Part 16

547 70 0
                                    

Hoseok menghentikan langkahnya, membuat Jennie juga ikut menghentikan langkahnya dan menatap pada pria itu.

"Ada apa?"

"Jen, bisakah kau tunggu di sini sebentar? Sepertinya, aku melupakan ponselku di kamar."

Jennie hanya menghela napasnya. Kemudian mengangguk setelahnya. "Baiklah. Tapi cepat sedikit. Karena aku harus pergi untuk kuliah pagi ini."
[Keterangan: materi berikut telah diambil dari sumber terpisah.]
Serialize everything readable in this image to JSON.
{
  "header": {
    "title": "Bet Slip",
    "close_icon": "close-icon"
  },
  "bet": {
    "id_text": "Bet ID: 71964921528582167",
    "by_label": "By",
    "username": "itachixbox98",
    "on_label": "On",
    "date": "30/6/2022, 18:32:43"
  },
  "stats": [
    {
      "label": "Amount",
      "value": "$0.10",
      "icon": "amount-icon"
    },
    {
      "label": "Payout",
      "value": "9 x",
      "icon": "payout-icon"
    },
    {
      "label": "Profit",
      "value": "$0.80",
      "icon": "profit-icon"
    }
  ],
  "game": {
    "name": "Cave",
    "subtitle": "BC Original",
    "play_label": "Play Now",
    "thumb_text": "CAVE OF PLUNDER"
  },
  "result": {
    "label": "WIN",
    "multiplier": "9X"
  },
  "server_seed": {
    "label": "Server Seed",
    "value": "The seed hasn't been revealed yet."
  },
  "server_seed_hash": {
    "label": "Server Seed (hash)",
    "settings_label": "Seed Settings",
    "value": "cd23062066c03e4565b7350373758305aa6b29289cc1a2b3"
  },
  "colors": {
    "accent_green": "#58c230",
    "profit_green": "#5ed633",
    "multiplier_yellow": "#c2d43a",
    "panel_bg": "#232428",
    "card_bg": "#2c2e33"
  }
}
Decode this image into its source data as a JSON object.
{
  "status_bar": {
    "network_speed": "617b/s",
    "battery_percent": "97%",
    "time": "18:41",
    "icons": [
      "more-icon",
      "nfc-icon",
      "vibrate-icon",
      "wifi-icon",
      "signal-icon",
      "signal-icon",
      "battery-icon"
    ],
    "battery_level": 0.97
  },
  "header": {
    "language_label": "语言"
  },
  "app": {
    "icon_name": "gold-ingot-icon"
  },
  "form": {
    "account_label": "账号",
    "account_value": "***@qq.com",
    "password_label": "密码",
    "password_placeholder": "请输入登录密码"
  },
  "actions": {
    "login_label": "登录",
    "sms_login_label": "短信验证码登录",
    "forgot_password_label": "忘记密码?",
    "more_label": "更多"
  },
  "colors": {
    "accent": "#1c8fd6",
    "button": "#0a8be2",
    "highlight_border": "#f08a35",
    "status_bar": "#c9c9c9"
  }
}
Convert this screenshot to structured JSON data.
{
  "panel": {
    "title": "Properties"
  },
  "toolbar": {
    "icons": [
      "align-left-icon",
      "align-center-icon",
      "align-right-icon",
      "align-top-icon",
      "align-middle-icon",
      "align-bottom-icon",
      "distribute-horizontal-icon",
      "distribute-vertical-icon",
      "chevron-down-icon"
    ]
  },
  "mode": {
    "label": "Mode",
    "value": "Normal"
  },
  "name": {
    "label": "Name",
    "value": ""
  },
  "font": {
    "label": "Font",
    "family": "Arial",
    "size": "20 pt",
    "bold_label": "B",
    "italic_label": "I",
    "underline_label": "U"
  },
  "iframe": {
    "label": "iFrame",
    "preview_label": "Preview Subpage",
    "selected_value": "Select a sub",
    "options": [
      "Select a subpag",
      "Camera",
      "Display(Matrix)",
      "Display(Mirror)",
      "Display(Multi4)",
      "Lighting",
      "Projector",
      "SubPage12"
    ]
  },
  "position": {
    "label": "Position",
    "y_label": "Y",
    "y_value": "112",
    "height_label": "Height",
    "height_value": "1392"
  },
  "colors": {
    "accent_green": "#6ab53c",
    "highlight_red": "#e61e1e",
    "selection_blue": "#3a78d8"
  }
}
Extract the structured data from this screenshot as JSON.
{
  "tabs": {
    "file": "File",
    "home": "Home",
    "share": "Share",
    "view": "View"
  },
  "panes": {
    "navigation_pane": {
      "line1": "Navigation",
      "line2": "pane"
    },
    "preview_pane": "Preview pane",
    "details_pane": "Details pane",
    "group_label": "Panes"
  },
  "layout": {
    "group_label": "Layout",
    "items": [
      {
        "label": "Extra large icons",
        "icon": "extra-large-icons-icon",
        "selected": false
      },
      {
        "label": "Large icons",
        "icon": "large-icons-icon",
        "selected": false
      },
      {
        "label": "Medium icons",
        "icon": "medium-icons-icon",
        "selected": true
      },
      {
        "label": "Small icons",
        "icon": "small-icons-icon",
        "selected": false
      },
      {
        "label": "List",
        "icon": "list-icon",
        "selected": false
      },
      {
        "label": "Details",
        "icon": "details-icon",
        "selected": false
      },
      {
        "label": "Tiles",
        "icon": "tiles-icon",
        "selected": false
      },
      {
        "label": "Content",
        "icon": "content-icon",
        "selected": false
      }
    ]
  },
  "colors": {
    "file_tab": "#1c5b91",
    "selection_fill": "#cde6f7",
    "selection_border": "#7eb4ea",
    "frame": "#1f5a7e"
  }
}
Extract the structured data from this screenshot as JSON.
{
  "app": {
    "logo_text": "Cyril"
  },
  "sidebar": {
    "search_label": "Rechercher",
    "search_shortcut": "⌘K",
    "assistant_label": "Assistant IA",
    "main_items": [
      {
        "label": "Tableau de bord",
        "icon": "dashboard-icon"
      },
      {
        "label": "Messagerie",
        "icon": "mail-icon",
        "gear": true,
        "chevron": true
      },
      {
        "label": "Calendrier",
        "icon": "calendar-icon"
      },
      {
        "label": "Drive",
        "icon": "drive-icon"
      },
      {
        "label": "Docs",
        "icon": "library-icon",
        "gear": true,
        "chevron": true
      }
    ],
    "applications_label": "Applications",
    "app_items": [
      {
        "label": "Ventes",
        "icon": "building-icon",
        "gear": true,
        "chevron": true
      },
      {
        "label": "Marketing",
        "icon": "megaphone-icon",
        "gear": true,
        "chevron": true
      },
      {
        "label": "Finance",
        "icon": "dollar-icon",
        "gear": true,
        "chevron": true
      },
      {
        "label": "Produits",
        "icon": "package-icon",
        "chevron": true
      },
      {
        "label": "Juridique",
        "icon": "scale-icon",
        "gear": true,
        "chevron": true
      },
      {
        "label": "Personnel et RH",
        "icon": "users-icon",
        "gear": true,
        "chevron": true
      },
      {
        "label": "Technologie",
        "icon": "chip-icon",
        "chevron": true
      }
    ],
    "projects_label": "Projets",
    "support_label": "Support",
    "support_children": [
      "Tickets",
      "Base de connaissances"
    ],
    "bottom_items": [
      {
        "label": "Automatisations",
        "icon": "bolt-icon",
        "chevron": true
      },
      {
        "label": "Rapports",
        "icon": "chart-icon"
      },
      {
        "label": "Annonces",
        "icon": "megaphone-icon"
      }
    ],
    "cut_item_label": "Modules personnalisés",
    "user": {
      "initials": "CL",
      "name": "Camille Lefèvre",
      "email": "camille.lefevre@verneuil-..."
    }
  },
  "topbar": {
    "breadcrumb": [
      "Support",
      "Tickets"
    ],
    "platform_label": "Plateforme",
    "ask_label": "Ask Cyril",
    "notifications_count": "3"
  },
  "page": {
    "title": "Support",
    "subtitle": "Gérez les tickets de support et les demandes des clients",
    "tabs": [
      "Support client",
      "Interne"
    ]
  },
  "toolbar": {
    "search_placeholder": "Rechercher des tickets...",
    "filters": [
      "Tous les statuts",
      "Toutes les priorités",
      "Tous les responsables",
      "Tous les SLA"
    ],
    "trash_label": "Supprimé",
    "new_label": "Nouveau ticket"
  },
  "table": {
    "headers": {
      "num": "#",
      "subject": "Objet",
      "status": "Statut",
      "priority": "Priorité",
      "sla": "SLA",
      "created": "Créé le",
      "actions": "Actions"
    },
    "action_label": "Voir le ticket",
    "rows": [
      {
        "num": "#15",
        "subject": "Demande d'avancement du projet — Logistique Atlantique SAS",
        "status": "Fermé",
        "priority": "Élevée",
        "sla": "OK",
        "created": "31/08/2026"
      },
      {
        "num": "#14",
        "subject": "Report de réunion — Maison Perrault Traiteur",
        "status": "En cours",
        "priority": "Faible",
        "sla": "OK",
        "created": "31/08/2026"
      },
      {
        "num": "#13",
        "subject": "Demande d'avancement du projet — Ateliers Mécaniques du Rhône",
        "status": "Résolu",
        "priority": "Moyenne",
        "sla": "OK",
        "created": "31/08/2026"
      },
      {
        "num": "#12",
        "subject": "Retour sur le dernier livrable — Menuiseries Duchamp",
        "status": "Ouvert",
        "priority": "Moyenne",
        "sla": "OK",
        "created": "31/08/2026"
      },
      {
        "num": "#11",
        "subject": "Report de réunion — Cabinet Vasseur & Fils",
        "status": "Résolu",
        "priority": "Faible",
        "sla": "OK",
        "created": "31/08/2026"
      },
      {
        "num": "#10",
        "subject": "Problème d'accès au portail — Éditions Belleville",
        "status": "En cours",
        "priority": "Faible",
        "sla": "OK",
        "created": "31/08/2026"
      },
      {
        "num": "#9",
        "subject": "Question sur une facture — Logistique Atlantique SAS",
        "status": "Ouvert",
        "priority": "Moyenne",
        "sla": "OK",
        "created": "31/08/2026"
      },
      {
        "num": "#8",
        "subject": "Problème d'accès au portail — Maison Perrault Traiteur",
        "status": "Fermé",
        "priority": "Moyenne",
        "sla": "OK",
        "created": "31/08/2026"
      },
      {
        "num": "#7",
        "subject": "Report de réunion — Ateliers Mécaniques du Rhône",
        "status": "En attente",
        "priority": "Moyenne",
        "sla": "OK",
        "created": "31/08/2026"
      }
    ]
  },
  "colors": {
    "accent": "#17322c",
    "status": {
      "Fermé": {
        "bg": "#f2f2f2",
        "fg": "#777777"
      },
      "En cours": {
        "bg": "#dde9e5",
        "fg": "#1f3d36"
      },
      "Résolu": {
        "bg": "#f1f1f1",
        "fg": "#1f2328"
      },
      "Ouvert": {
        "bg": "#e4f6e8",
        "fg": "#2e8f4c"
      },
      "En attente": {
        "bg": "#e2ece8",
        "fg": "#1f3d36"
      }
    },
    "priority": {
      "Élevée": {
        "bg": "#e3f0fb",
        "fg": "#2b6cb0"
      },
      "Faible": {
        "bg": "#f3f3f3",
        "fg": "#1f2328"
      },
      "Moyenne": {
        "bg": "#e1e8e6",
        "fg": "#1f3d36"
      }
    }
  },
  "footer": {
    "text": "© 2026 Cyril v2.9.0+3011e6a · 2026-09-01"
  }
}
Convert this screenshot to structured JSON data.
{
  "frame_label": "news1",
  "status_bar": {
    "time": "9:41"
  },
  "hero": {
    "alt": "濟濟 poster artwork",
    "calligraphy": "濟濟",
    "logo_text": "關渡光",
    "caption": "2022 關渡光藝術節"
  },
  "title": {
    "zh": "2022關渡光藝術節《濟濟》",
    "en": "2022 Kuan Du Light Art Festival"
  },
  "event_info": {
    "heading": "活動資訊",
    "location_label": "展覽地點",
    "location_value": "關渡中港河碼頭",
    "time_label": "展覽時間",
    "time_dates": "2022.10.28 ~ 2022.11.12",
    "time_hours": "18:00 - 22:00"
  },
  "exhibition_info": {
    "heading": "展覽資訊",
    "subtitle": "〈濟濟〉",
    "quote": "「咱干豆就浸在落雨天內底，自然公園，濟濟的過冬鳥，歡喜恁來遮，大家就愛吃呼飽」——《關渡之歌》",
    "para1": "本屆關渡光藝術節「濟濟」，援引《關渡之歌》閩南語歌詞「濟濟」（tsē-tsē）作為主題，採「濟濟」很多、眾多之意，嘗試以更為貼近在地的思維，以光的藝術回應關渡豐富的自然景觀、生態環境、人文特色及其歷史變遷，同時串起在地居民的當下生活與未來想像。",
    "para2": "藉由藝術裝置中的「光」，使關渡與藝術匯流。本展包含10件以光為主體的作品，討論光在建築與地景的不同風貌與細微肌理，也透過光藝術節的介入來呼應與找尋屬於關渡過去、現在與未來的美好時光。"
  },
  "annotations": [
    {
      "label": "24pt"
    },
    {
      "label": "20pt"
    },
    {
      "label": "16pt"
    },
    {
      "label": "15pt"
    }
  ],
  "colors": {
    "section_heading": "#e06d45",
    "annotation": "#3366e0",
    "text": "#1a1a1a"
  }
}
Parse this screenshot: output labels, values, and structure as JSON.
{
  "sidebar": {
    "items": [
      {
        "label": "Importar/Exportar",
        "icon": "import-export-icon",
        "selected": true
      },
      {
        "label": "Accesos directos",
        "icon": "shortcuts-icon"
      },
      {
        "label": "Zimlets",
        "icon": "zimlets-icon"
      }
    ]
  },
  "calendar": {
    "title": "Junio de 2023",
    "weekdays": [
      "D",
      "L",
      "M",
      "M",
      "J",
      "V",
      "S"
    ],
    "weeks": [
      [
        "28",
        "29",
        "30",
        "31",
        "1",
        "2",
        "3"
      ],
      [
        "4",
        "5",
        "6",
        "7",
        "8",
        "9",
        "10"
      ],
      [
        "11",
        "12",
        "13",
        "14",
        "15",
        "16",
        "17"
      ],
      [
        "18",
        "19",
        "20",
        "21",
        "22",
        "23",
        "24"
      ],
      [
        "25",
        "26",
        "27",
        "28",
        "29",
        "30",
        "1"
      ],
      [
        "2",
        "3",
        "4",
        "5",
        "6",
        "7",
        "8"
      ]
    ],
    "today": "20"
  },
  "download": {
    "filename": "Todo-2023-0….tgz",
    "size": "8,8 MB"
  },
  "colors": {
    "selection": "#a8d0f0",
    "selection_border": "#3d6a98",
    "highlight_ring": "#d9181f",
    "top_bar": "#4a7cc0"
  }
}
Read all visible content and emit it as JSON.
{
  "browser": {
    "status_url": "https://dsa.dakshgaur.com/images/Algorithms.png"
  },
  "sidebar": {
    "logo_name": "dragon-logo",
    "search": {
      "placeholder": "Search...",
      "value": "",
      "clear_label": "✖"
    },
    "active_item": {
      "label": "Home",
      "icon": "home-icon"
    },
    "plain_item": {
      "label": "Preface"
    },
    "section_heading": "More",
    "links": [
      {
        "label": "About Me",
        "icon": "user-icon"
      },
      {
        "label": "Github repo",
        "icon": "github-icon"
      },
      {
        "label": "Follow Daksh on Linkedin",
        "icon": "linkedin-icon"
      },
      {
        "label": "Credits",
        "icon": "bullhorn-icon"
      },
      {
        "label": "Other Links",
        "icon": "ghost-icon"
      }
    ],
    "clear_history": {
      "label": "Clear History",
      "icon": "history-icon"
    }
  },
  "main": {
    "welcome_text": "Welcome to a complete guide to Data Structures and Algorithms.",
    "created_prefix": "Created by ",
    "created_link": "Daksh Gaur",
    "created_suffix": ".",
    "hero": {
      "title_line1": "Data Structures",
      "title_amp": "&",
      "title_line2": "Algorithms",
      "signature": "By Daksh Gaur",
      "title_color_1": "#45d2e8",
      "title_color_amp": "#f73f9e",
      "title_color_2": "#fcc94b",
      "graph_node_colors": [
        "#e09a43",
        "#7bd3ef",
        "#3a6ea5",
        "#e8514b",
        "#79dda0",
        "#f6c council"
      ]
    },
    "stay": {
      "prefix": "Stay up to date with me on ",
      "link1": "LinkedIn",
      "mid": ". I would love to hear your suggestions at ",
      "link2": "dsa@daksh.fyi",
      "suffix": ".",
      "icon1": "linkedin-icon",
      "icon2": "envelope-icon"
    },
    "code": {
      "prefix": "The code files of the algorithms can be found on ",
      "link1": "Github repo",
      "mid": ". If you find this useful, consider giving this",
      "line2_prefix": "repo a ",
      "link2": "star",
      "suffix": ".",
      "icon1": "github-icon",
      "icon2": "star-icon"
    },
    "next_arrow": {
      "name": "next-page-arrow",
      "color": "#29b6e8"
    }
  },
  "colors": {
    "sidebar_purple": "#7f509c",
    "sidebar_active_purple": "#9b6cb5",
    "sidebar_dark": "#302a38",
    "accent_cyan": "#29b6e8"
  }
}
Hoseok hanya memasang senyumnya. Menyempatkan dirinya untuk mencium pelipis gadis itu sebelum benar-benar berlalu setelahnya.

Jennie menatap pada sang kekasih di sana, menggelengkan kepalanya dengan senyumnya. Sebelum akhirnya memilih untuk duduk pada sofa yang ada di lobby hotel itu.

Gadis itu memilih untuk mengambil ponselnya. Setidaknya untuk menghilangkan kebosanan selama ia menunggu Hoseok.

Waktu berlalu dengan cepatnya. Sudah hampir tiga-puluh menit Jennie menunggu di sana dan kini gadis itu dirundungi rasa kesal. Kenapa Hoseok lama sekali hanya untuk mengambil ponselnya?

"Jennie..."

Jennie mengalihkan pandangannya, ketika suara itu memanggil namanya. Menemukan seorang pria yang begitu asing baginya. Namun pandangan berbinar tampak pada raut wajah pria paruh baya itu.

"Maaf, paman. Tapi, aku tak mengenal paman. Bagaimana bisa paman tahu namaku?"

Pria itu tak menjawab apapun. Hanya berjalan mendekat padanya. Dan Jennie yang melihat itu tentu saja sedikit memundurkan langkahnya. Bagaimana jika pria itu berbuat yang tidak baik padanya?

Melihat itu, membuat pria itu juga menghentikan langkahnya. Tak ingin membuat Jennie takut padanya. Namun tatapan kerinduan itu masih ia tampak di wajahnya.

"Kau benar-benar tumbuh dengan baik, Jennie."

Jennie semakin tak mengerti di sana. Kenapa pula pria itu harus mengatakan hal itu padanya? Seperti seseorang yang sudah lama tak bertemu, padahal Jennie sendiri tak pernah bertemu dengannya.

"Ayah begitu senang melihatmu sudah tumbuh dengan baik."

Dan perkataan itu nyatanya membuat Jennie terdiam. Ia bahkan tak menyadari, jika seseorang yang menyebut dirinya adalah Ayahnya kini sudah berada dekat dengannya.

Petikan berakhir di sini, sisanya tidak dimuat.